The two eldest daughters of the late Broncos owner contend he lacked the capacity to implement the plan to empower a trio of trustees to eventually select one of Pat Bowlen’s children to inherit control of the franchise. Wallace and Klemmer also claim that their father was unduly influenced.
“The evidence in the courtroom will show Pat Bowlen was fully capable of establishing and understanding his trust and estate plan when it was created in 2009,” Reilly said. “Mses. Wallace and Klemmer’s current position about their father’s supposed mental incapacity in 2009 was not raised by them or their lawyers until after 2014, when Ms. Wallace was privately told by the trustees that she was not capable or qualified to serve as controlling owner.”
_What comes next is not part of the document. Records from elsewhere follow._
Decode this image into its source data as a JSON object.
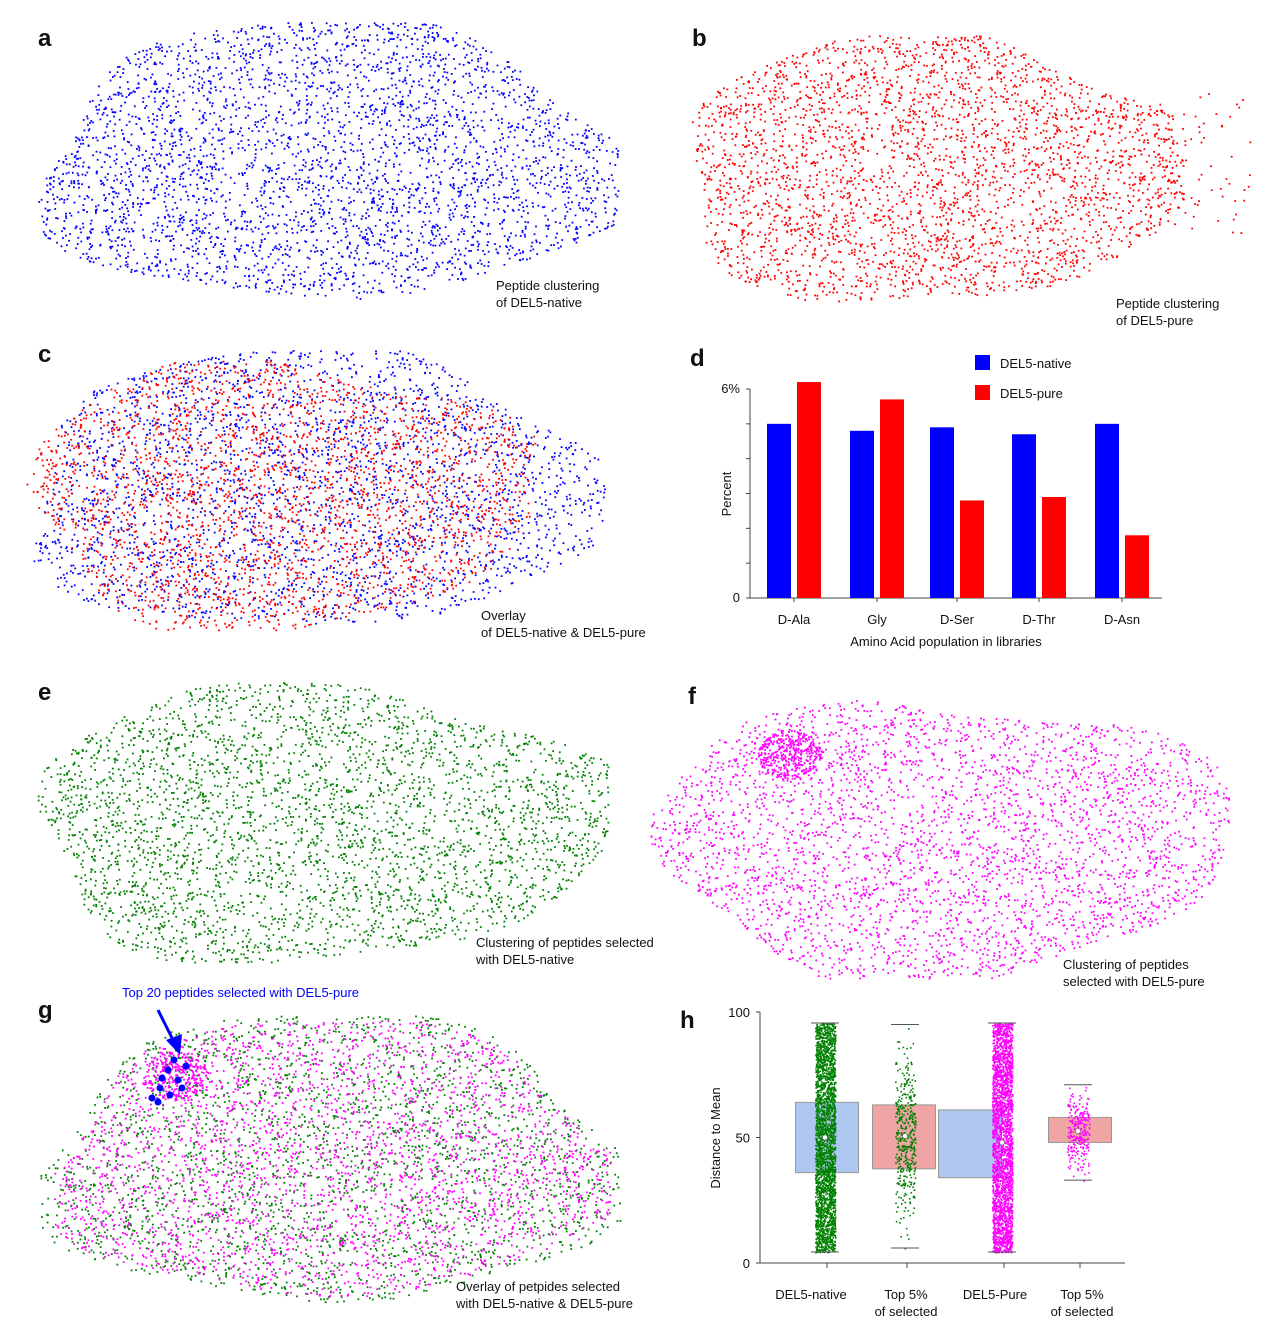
{
  "panel_letters": [
    "a",
    "b",
    "c",
    "d",
    "e",
    "f",
    "g",
    "h"
  ],
  "colors": {
    "native": "#0000ff",
    "pure": "#ff0000",
    "sel_native": "#008000",
    "sel_pure": "#ff00ff",
    "box_native": "#aec7f0",
    "box_top": "#f0a5a5"
  },
  "chart_data": [
    {
      "panel": "a",
      "type": "scatter",
      "series": [
        {
          "color": "#0000ff"
        }
      ],
      "caption": [
        "Peptide clustering",
        "of DEL5-native"
      ]
    },
    {
      "panel": "b",
      "type": "scatter",
      "series": [
        {
          "color": "#ff0000"
        }
      ],
      "caption": [
        "Peptide clustering",
        "of DEL5-pure"
      ]
    },
    {
      "panel": "c",
      "type": "scatter",
      "series": [
        {
          "color": "#0000ff"
        },
        {
          "color": "#ff0000"
        }
      ],
      "caption": [
        "Overlay",
        "of DEL5-native & DEL5-pure"
      ]
    },
    {
      "panel": "d",
      "type": "bar",
      "categories": [
        "D-Ala",
        "Gly",
        "D-Ser",
        "D-Thr",
        "D-Asn"
      ],
      "series": [
        {
          "name": "DEL5-native",
          "color": "#0000ff",
          "values": [
            5.0,
            4.8,
            4.9,
            4.7,
            5.0
          ]
        },
        {
          "name": "DEL5-pure",
          "color": "#ff0000",
          "values": [
            6.2,
            5.7,
            2.8,
            2.9,
            1.8
          ]
        }
      ],
      "xlabel": "Amino Acid population in libraries",
      "ylabel": "Percent",
      "ylim": [
        0,
        6
      ],
      "yticks": [
        {
          "v": 0,
          "label": "0"
        },
        {
          "v": 6,
          "label": "6%"
        }
      ],
      "legend": "top-right"
    },
    {
      "panel": "e",
      "type": "scatter",
      "series": [
        {
          "color": "#008000"
        }
      ],
      "caption": [
        "Clustering of peptides selected",
        "with DEL5-native"
      ]
    },
    {
      "panel": "f",
      "type": "scatter",
      "series": [
        {
          "color": "#ff00ff"
        }
      ],
      "caption": [
        "Clustering of peptides",
        "selected with DEL5-pure"
      ]
    },
    {
      "panel": "g",
      "type": "scatter",
      "series": [
        {
          "color": "#008000"
        },
        {
          "color": "#ff00ff"
        },
        {
          "color": "#0000ff"
        }
      ],
      "caption": [
        "Overlay of petpides selected",
        "with DEL5-native & DEL5-pure"
      ],
      "annotation": "Top 20 peptides selected with DEL5-pure"
    },
    {
      "panel": "h",
      "type": "box",
      "ylabel": "Distance to Mean",
      "ylim": [
        0,
        100
      ],
      "yticks": [
        0,
        50,
        100
      ],
      "categories": [
        [
          "DEL5-native"
        ],
        [
          "Top 5%",
          "of selected"
        ],
        [
          "DEL5-Pure"
        ],
        [
          "Top 5%",
          "of selected"
        ]
      ],
      "boxes": [
        {
          "q1": 36,
          "q3": 64,
          "mean": 50,
          "whisker_low": 4.4,
          "whisker_high": 95.6,
          "box_color": "#aec7f0",
          "dot_color": "#008000"
        },
        {
          "q1": 37.5,
          "q3": 63,
          "mean": 50.6,
          "whisker_low": 6,
          "whisker_high": 95,
          "box_color": "#f0a5a5",
          "dot_color": "#008000"
        },
        {
          "q1": 34,
          "q3": 61,
          "mean": 48,
          "whisker_low": 4.4,
          "whisker_high": 95.6,
          "box_color": "#aec7f0",
          "dot_color": "#ff00ff"
        },
        {
          "q1": 48,
          "q3": 58,
          "mean": 52.6,
          "whisker_low": 33,
          "whisker_high": 71,
          "box_color": "#f0a5a5",
          "dot_color": "#ff00ff"
        }
      ]
    }
  ]
}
In other words, Reilly suggests that Beth Bowlen Wallace was fine with the approach until she found out that the approach wouldn’t result in control of the team flowing to her.
And while the situation is indeed sad and unfortunate, it shouldn’t be regarded as unique surprising. Famiy members have fought far more zealously over assets far less valuable. If anything, it’s amazing that it took nearly a decade for litigation to erupt among the seven siblings.